Aberdeen store manager Paul Vetch says once a student is trained, the amount of time the coach spends at the store varies depending on the student. The coach may remain with the student each time they’re at work, or may spend a few minutes with the student at the start of each shift then leave. Vetch said some Project Skills students have learned the job quickly and thrived with just a weekly check by the job coach.
 
Vetch believes it’s a great experience for students to gain an understanding of what a job really entails, and to learn important skills. Working in a grocery store, he notes, gives them a chance to develop good organizational skills, as well as crucial customer service skills.
 
“We stress nothing is more important than customer service in our store,” he told SDRA. “Being able to say hello and greet customers isn’t always easy for all employees, no matter if they’re in Project Skills or not. Some people are just naturally bubbly, but not everyone is. That’s a skill that can be learned.”

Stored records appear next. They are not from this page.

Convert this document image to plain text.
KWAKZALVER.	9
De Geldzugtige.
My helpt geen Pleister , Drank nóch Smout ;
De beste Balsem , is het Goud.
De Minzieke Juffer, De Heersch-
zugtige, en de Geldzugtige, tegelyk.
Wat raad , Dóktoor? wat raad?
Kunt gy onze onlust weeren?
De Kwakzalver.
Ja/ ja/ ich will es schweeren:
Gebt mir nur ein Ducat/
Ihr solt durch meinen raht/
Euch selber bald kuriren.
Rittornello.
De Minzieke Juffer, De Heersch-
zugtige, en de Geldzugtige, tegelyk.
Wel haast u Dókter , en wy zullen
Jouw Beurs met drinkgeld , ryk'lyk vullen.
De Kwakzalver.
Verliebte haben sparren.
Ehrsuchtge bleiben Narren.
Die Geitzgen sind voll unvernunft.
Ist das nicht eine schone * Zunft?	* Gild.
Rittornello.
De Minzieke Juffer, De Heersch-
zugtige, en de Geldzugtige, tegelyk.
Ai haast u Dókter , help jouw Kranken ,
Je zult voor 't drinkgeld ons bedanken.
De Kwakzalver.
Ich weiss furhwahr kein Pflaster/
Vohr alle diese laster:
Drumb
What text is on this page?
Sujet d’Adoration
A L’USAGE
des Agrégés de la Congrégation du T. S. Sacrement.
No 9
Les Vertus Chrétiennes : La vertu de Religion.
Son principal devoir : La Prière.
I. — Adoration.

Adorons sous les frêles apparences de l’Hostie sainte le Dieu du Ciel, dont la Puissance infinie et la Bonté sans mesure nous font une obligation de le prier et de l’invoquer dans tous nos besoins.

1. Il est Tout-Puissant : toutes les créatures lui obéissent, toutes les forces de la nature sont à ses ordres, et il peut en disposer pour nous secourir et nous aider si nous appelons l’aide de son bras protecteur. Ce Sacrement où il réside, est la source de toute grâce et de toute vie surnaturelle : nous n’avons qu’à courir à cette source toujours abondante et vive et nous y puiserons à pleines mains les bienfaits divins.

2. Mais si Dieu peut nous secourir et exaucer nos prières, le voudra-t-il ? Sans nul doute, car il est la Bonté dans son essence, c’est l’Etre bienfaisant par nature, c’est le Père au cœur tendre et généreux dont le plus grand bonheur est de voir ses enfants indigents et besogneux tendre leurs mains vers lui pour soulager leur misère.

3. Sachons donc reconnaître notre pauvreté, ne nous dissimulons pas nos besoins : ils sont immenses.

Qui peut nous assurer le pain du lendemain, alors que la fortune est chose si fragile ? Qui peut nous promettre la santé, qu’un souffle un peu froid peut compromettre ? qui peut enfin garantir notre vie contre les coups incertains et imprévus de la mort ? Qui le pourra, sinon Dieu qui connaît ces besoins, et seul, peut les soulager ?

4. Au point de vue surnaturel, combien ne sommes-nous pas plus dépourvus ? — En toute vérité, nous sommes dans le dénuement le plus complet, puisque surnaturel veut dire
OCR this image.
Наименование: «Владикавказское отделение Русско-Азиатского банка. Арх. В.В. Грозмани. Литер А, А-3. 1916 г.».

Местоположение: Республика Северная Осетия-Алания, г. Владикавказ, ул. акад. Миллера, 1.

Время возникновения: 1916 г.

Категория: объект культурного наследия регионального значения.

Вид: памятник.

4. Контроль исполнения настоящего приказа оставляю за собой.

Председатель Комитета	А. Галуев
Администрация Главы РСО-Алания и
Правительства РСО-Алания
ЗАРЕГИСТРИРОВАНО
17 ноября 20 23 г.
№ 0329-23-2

Not all of the student/business pairings work out for various reasons. But as Vetch points out, he’s hired many other employees over the years who haven’t worked out either. One of the advantages of Project Skills is that the job coach from the school district will work with the student and the business to try to resolve any issues.
 
In some cases, what starts out as a temporary work experience turns into a long-term position. Several of Vetch’s current employees started out at the store as Project Skills students, including one individual who has worked for the store for over 15 years.
Vetch says the program has proven to be good for the students, the business and the community.